There's two aspects to notice with this. Firstly the Build and analyze section is running a command dotnet build which is fine if your running .Net Core, but for .Net Framework it isn't going to work.

Secondly it's highly likely your solution will use NuGet packages and there's no step in here to restore them.

To setup and restore NuGet packages add in the following steps before the Build and analyze step. Be sure to put your solution filename in the restore command.

1 - name: Setup Nuget
2 uses: Nuget/setup-nuget@v1.0.5
3
4 - name: Restore nuget packages
5 run: nuget restore MySolution.sln

To do a build that will compile your .Net Framework code you will need to use MsBuild rather than dotnet. However if you just swap them over you'll get an invalid command error. First you need to add msbuild to PATH. Change your build steps as follows.

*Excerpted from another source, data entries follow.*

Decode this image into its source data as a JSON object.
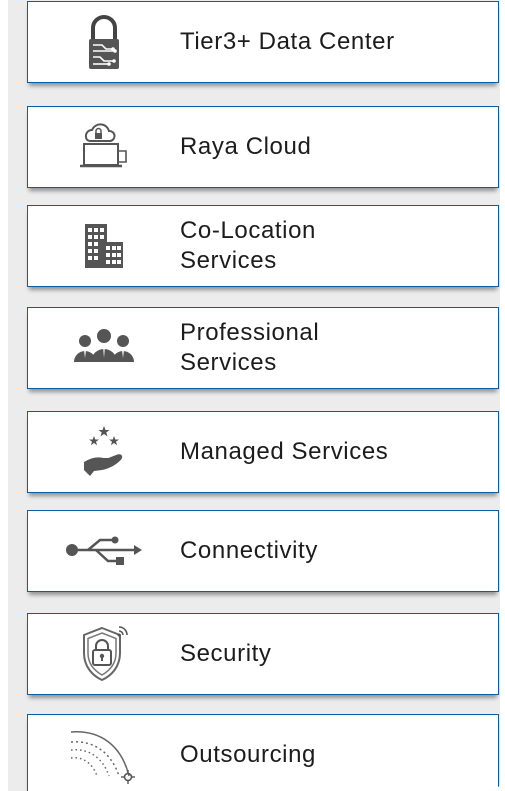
{
  "menu": {
    "items": [
      {
        "label": "Tier3+ Data Center",
        "icon": "padlock-circuit-icon"
      },
      {
        "label": "Raya Cloud",
        "icon": "cloud-laptop-icon"
      },
      {
        "label": "Co-Location\nServices",
        "icon": "buildings-icon"
      },
      {
        "label": "Professional\nServices",
        "icon": "team-icon"
      },
      {
        "label": "Managed Services",
        "icon": "hand-stars-icon"
      },
      {
        "label": "Connectivity",
        "icon": "usb-icon"
      },
      {
        "label": "Security",
        "icon": "shield-lock-icon"
      },
      {
        "label": "Outsourcing",
        "icon": "satellite-signal-icon"
      }
    ]
  },
  "colors": {
    "card_border": "#0a5ea8",
    "panel_bg": "#ececec",
    "text": "#1c1c1c",
    "icon": "#555555"
  }
}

1 - name: Add msbuild to PATH
2 uses: microsoft/setup-msbuild@v1.0.2
3
4 - name: Build and analyze
5 env:
6 GITHUB_TOKEN: ${{ secrets.GITHUB_TOKEN }} # Needed to get PR information, if any
7 shell: powershell
8 run: |
9 .\.sonar\scanner\dotnet-sonarscanner begin /k:"example" /d:sonar.login="${{ secrets.SONAR_TOKEN }}" /d:sonar.host.url="${{ secrets.SONAR_HOST_URL }}"
10 dotnet build
11 .\.sonar\scanner\dotnet-sonarscanner end /d:sonar.login="${{ secrets.SONAR_TOKEN }}"

With that now in place you can now compile some .Net Framework code and have the results sent back to your SonarQube instance.